Generating Synthetic Networks
Building Dummy Data
In much the same way that libraries like sklearn
and seaborn
come, batteries-included, with utilities to pull canonical datasets or generate novel data following some known distribution, networkx
provides dozens of similar utilities. The Graph Generators
documentation houses far more methods than I know or care to cover. For simplicity’s sake, I’ll group these methods– broady– into three categories
Canonical
This is used to generate known, well-documented, networks within the Network Science literature– think Iris, but for dots and lines. These include many different networks of varying complexity
import networkx as nx
nx.draw_circular(nx.florentine_families_graph())
nx.draw_circular(nx.karate_club_graph())
nx.draw_circular(nx.davis_southern_women_graph())
Simple Synthetic
Additionally, the library has methods that generate networks by following a simple set of rules. Such as
# linear
nx.draw(nx.path_graph(10))
# circle/cycle
nx.draw(nx.cycle_graph(10))
# balanced binary tree
nx.draw(nx.balanced_tree(
r=3, # branching factor
h=3 # height
))
# grid
nx.draw(nx.grid_2d_graph(
m=4,# rows
n=5 # columns
))
# star
nx.draw(nx.star_graph(25))
# everything-connected-to-everything
nx.draw(nx.complete_graph(10))
Noisy Synthetic
Finally, the last class of generators uses a hierarchy of rules to generate their graphs. This is particularly useful in simulating data closer to what you’d see in the wild. I’ll try and cover them with a bit more insight.
Erdos-Renyi
This graph is rooted in the binomial distribution, where there are N(N-1)/2
possible edges, each occuring with probability p
. Playing with p
is a nice lever to pull when you want to ratchet sparsity up/down. However, it’s difficult to predict the effect that has on various network statistics you might be calculating. Complex Network Analysis in Python suggests this as your best bet when generating fake data, unless you know another generation strategy that gets you closer to your ideal data usecase.
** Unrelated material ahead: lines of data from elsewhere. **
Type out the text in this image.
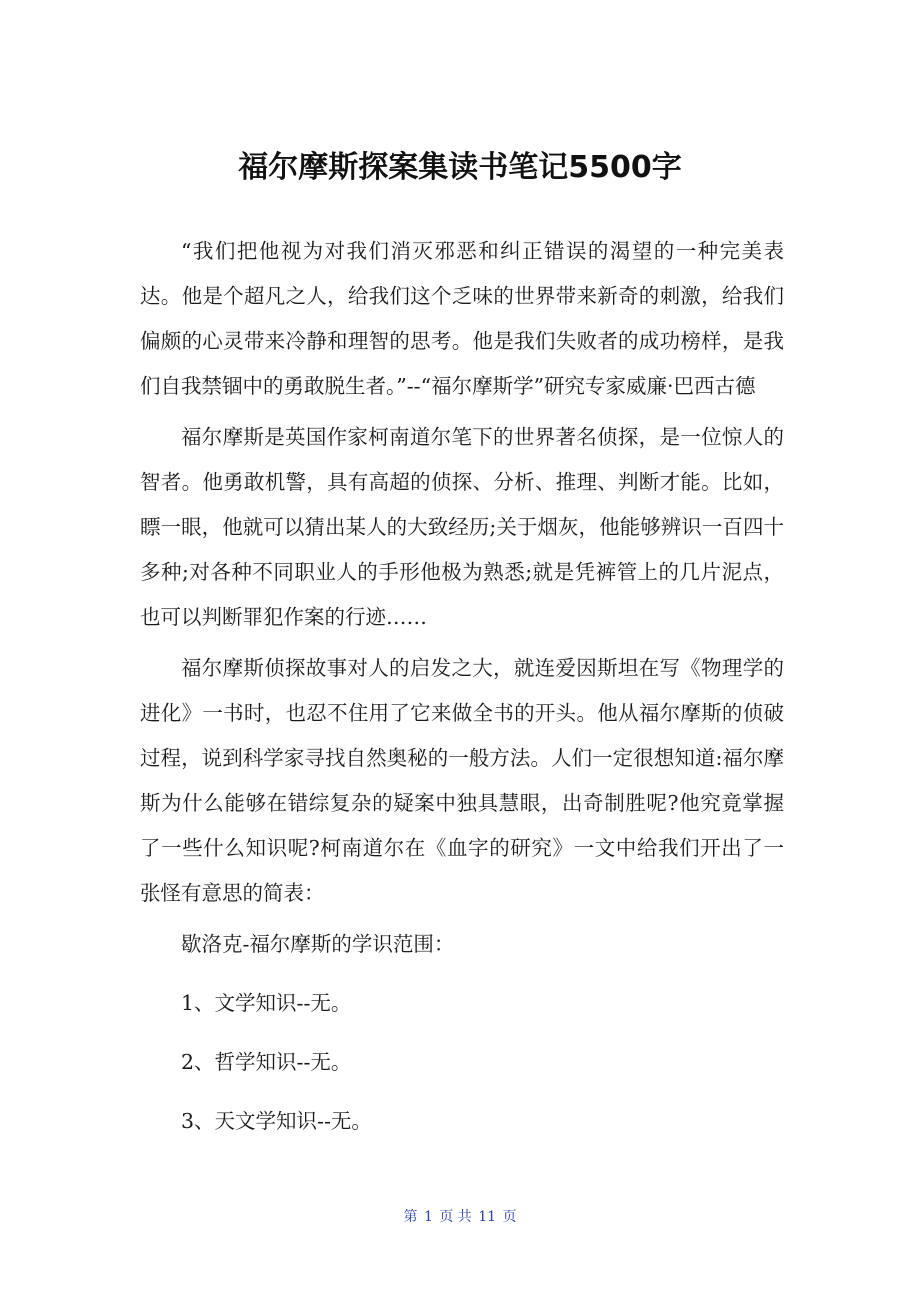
福尔摩斯探案集读书笔记5500字

“我们把他视为对我们消灭邪恶和纠正错误的渴望的一种完美表达。他是个超凡之人，给我们这个乏味的世界带来新奇的刺激，给我们偏颇的心灵带来冷静和理智的思考。他是我们失败者的成功榜样，是我们自我禁锢中的勇敢脱生者。”--“福尔摩斯学”研究专家威廉·巴西古德

福尔摩斯是英国作家柯南道尔笔下的世界著名侦探，是一位惊人的智者。他勇敢机警，具有高超的侦探、分析、推理、判断才能。比如，瞟一眼，他就可以猜出某人的大致经历;关于烟灰，他能够辨识一百四十多种;对各种不同职业人的手形他极为熟悉;就是凭裤管上的几片泥点，也可以判断罪犯作案的行迹……

福尔摩斯侦探故事对人的启发之大，就连爱因斯坦在写《物理学的进化》一书时，也忍不住用了它来做全书的开头。他从福尔摩斯的侦破过程，说到科学家寻找自然奥秘的一般方法。人们一定很想知道:福尔摩斯为什么能够在错综复杂的疑案中独具慧眼，出奇制胜呢?他究竟掌握了一些什么知识呢?柯南道尔在《血字的研究》一文中给我们开出了一张怪有意思的简表：

歇洛克-福尔摩斯的学识范围：

1、文学知识--无。

2、哲学知识--无。

3、天文学知识--无。

第 1 页 共 11 页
nx.draw_circular(nx.erdos_renyi_graph(n=25, p=.1))
Watts-Strogatz
The Watts-Strogatz generator, while very similar to Erdos-Renyi, tends to generate “more realistic” data than its predecessor, apparently. It does this by generating n
points in a circle, then connecting each point to its k
nearest neighbors. Finally, it looks over all (from, to)
edge pairs and randomly changes the value of to
to a yet-unconnected node, with probability p
.
nx.draw_circular(nx.watts_strogatz_graph(n=25, k=3, p=.4))
Barabasi-Albert
According to the book, the Barabasi-Albert preferential attachment model is useful when trying to simulate “hubs” or “celebrity” nodes with a high degree of attachment.
It does this by attaching each new node to m
other nodes– with a probability weighted to how connected each candidate node is. As a consequence of this, you can see that nodes inserted closer to the beginning have a higher degree than those that eked in at the end and tossed two (often) their only two connections.
G = nx.barabasi_albert_graph(n=25, m=2)
nx.draw_circular(G)
nx.draw_networkx_labels(G, pos=nx.circular_layout(G));
Holme-Kim / Power Law
Finally, the Holme-Kim/Power Law generator does everything described in the Barabasi-Albert, but also introduces a triad between any three connected components, with probability p
.
Concretely, if we have A - B
and B - C
, then we’ll have a connected loop of A - B - C - A - B - C ...
with probability p
G = nx.powerlaw_cluster_graph(n=20, m=2, p=.3)
nx.draw_circular(G)